Much easier insects to see (at a rather more social time of day!) are dragonflies and there are lots around at the moment. The two on the left, both females were photographed yesterday. Above is a female Common Darter in the grass and below, on one of the tracks, is a female Black-tailed Skimmer.

However, an exciting sighting at the Wildlife Hide on Monday was Britain's largest dragonfly, the aptly named Emperor (Anax imperator).

A male was patrolling the pond right in front of the hide, resplendent with its bright blue abdomen with a thin dark line down its back. (Photo, right)

We'd be very pleased to know of other dragonflies recorded or photographed in Fineshade Wood.

By Bj.schoenmakers (Own work)
[CC0], via Wikimedia Commons

 

17th July  Butterfly walk

White-letter Hairstreaks in Fineshade
Photo taken by Doug Goddard in 2015. 

The weather was great for Butterfly Conservation's guided walk this morning. Former county recorder, Doug Goddard, led us from Top Lodge down past the caravan site and almost immediately there was something unexpected. Marbled Whites typically occur in open grassland, but there was one about 100 yards from the visitor centre - only the second time it has been recorded here.

As we proceeded slowly down the hill Doug pointed out Purple Hairstreaks in the tree tops, Essex Skippers in the grass and many, many Silver-washed Fritillaries flitting everywhere. Eventually a White Admiral was found, but the butterfly that enthusiasts really wanted to see (some had come from Wales and Cheshire) was one of Fineshade's special butterflies, the White-letter Hairstreak. These are Nationally Scarce and they feed on honeydew in the tops of Elm trees. Sure enough, there were at least 8 of these to be seen, and enough to satisfy those who had travelled so far to see them. 

During the morning a total of 222 butterflies of 18 species were recorded and we were very grateful indeed for the shared expertise and good humour of our guide.

Marbled White. A meadow specialist recorded for the second time in Fineshade

Photo Kurt Hellwing

 

21st July  An unusual hoverfly

Many thanks to Russ Briers for sending us this picture, taken in Fineshade, of an unusual hoverfly: Volucella inflata.
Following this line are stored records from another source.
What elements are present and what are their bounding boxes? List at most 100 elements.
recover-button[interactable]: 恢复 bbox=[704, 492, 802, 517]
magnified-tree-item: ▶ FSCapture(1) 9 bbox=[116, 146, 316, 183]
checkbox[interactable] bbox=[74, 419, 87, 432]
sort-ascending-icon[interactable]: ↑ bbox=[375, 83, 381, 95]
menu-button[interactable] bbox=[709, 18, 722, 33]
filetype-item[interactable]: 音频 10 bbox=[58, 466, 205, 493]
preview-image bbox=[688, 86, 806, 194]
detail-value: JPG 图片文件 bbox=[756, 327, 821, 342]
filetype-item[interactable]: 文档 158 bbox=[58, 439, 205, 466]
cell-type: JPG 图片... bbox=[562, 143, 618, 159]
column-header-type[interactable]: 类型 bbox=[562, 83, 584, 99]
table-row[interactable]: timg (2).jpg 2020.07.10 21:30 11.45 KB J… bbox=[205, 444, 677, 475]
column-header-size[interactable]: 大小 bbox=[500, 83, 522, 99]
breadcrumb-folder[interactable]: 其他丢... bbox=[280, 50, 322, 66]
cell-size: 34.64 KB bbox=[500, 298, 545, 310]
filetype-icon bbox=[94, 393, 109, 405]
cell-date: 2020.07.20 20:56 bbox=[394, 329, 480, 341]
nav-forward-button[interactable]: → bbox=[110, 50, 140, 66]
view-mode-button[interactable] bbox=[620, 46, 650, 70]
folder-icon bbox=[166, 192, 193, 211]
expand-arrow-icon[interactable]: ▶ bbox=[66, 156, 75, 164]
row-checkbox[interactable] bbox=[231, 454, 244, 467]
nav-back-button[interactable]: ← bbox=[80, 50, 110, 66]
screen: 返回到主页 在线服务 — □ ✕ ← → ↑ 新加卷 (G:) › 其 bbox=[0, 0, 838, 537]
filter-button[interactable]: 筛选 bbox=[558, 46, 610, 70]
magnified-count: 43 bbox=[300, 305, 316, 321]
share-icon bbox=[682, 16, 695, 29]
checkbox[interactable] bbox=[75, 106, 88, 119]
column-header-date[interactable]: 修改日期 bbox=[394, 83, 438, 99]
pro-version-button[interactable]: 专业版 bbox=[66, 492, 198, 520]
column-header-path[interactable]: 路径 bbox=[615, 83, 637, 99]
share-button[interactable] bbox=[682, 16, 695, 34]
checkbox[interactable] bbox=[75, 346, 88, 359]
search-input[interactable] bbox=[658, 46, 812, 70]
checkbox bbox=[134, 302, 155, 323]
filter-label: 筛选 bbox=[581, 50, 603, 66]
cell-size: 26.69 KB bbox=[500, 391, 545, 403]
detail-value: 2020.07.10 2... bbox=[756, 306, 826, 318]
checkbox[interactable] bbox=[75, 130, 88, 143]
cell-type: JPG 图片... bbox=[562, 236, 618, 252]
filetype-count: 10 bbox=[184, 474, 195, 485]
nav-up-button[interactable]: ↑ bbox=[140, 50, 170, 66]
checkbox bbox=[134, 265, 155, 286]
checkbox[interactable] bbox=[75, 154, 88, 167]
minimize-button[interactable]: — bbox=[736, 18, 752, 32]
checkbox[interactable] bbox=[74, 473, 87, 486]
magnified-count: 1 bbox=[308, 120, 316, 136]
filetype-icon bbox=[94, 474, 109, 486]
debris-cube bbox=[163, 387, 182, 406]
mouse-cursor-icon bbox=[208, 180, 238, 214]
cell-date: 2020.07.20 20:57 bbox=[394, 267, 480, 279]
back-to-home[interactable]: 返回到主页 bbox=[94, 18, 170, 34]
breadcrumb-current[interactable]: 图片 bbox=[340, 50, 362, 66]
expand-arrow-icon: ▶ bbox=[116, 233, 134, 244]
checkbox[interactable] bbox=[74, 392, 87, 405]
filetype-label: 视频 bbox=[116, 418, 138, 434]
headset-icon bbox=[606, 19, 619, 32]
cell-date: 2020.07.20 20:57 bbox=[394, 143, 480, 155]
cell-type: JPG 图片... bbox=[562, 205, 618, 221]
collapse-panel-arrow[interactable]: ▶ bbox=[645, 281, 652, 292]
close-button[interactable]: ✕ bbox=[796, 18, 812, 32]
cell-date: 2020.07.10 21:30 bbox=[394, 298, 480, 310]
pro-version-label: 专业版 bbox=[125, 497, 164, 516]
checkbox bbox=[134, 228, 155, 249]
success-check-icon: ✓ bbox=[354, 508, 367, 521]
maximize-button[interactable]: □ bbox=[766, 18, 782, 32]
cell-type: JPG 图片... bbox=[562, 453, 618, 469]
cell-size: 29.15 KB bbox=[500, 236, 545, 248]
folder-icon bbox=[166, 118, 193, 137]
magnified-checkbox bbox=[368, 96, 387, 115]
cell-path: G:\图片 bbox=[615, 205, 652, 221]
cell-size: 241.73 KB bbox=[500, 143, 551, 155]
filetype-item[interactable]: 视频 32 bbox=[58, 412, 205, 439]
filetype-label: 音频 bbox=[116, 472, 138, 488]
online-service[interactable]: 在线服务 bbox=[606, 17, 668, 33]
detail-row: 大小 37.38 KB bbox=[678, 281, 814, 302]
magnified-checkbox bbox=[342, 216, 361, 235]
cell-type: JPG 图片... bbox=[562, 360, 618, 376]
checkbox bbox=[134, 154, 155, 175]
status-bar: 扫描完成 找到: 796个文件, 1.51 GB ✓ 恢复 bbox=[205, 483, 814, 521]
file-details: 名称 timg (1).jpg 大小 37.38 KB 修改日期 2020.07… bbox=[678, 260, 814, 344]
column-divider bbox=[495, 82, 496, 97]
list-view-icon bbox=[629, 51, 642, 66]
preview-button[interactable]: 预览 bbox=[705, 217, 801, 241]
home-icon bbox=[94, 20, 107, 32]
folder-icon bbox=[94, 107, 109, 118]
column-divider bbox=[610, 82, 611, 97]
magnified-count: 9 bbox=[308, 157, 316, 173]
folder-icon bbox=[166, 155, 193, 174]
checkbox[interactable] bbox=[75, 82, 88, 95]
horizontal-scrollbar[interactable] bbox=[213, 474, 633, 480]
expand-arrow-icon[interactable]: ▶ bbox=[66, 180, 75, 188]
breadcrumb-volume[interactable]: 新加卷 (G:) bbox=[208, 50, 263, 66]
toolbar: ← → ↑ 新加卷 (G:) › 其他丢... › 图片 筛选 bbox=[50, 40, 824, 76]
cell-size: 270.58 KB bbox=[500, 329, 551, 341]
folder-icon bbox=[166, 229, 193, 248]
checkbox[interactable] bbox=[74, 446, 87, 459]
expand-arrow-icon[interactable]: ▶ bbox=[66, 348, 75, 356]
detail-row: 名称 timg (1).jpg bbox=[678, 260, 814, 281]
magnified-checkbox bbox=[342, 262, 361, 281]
It is an Ancient Woodland specialist but records are largely confined south of a line between the Severn and the Wash apart from a group of records in Rockingham Forest as the NBN distribution map shows

 

It has now been seen three times this month in Fineshade: once by the county Fly recorder, John Showers, once in a house at Top Lodge and now in this photo. Adults fly from May to July and feed on nectar from flowers.

Volucella inflata and its UK distribution

 

30th July  Look what's coming up in Westhay!

Common Cudweed

Common Cudweed (left) is "near threatened" in England but it is cropping up in several places in Fineshade. Northants Plant Recorder Rob Wilson has records from only 3 other sites in the county. Ace botanist Brian Laney has found it previously this year on two of the lorry bays, but last week he also located it deep in Westhay Wood. 

Brian came to see what interesting plants might be coming up along the rides in Westhay after the disturbance to the ground caused by last winter's extensive ride widening. Not only did he find the Cudweed but also three other species that are scarce in the county: Lesser Centaury (right), Heath Grounsel, and Small Teasel. This Teasel species occurs in the northern parts of the wood but it is very good to see it establishing also in the widened Westhay rides.  

 

In all, Brian recorded 129 species of plants and grasses in a 4-hour survey of just part of the widened rides. He says "the ride widening has been beneficial to plants in opening up the seedbank. There is still more of this habitat to look at to see what else has come up."